= Ivy Kwan Arce =

Asian American HIV/AIDS activist and artist

Ivy Kwan Arce is a first-generation Chinese American HIV survivor, HIV/AIDS activist and artist. She is a surviving member of the People with Aids (PWA) Health Group and was part of grassroots organizations such as the Asian Pacific Islander Coalition on HIV/AIDS (APICHA) and God's Love We Deliver. Today Kwan Arce is a longstanding activist with groups such as ACT UP (AIDS Coalition to Unleash Power) and TAG (Treatment Action Group).

== HIV+ and ACT UP ==
In 1990, Kwan Arce came across an ACT UP poster in New York City that said “Women don't get AIDS. They just die from it.” In fine print, it listed HIV symptoms that weren't recognized by the CDC but were often occurring in women and IV drug users. Kwan Arce says the poster prompted her to get tested. At the time, AIDS was widely perceived as a gay man's disease, and there was no medical HIV/AIDS diagnosis for women. As a result, when she tested positive, her doctor had neither the experience nor the expertise to treat her. He suggested she go to ACT UP because it was one of the few places fighting on behalf of people with HIV/AIDS.

Kwan Arce went to The Lesbian and Gay Community Services Center (now known as The Lesbian, Gay, Bisexual & Transgender Community Center) for an ACT UP meeting. But Kwan Arce says as a straight Chinese female it was hard to feel seen, with people constantly asking why she was there. Sometimes she was mistaken for a nurse. Despite feeling invisible, Kwan Arce dedicated herself to ACT UP and has remained with the organization for over 30 years. In the early years, their activism led to a formal definition of AIDS for women so they could be medically recognized in order to receive lifesaving treatment.

== Activism and art ==
Kwan Arce has been involved in the fight against HIV/AIDS since her first ACT UP meeting in 1990. She was part of the PWA Women's Treatment Group and the Pediatric Working Group, which mobilized women with AIDS to demand access to medication and clinical trials. From 1995 until 1999, she was a voting member of the federal HIV and AlDS Planning Council, where she managed the distribution of the Ryan White Title I funds, which provided services to HIV/AIDS patients. Since 2012, she has been dedicated to women's health and prevention by promoting pre-exposure prophylaxis (PrEP) and its accessibility for women. She is also a member of Rise and Resist, a direct action group formed in response to the 2016 presidential election. In 2021, in collaboration with TAG (Treatment Action Group), Kwan Arce organized an ACT UP Health Fair at Reclaim Pride to offer HIV testing, Covid-19 vaccinations and PrEP information.

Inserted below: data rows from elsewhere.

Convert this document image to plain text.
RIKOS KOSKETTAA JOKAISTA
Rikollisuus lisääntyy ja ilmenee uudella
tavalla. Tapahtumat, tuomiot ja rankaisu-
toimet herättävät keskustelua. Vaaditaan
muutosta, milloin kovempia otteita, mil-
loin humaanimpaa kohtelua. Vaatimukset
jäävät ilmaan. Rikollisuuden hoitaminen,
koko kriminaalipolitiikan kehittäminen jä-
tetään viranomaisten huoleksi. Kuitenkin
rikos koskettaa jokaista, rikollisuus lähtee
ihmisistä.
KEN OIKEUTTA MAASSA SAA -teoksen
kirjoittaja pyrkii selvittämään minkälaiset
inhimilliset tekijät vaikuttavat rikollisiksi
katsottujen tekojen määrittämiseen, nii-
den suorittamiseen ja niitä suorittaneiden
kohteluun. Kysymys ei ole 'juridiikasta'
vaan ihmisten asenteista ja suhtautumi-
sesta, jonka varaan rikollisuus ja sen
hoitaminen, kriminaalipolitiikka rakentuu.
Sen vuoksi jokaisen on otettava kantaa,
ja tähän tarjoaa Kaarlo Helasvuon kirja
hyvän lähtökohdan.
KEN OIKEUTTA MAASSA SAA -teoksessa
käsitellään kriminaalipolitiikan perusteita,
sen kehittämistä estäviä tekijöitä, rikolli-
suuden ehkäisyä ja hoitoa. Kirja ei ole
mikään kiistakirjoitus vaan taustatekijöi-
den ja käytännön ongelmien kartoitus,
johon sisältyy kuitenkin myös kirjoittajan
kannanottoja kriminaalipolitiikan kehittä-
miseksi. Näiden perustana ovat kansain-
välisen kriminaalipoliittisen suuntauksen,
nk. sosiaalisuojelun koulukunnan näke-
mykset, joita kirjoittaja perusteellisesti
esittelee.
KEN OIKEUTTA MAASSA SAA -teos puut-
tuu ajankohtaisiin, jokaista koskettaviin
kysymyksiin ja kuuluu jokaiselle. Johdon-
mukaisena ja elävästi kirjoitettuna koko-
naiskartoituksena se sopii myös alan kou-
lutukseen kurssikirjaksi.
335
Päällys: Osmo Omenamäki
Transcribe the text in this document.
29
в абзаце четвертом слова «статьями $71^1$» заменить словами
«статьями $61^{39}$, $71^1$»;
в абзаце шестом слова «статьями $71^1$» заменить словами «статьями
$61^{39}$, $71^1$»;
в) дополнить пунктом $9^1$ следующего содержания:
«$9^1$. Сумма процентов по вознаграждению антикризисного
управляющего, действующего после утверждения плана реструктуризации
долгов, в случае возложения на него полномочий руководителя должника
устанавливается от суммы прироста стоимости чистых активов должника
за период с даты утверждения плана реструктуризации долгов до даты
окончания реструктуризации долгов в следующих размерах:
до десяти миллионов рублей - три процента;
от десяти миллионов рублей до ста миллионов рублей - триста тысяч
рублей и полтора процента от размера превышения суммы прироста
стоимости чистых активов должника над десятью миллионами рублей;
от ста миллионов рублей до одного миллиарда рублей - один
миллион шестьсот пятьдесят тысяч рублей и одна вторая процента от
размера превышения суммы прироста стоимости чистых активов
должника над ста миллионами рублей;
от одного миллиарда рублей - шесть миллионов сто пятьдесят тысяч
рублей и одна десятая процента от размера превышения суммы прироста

Art has always been a part of Kwan Arce's activism, and she has created materials for campaigns in nearly every organization she has worked with. In 2019, Kwan Arce was honored for her three decades of activism by the Performance Space New York. In 2021, Kwan Arce was an honoree for the Treatment Action Group (TAG) Research in Action Awards, which honors activists, scientists, philanthropists, and creative artists who've made extraordinary contributions in the fight against HIV, tuberculosis, and hepatitis C.

In 2022, Kwan Arce was a featured artist in the Whitney Biennial 2022: Quiet as It's Kept as part of a collaborative work with visual and performance artist and AIDS activist Julie Tolentino.

== Personal life ==
Kwan Arce is married with two children. Both children were born HIV-negative due to medication preventing mother-to-child transmission.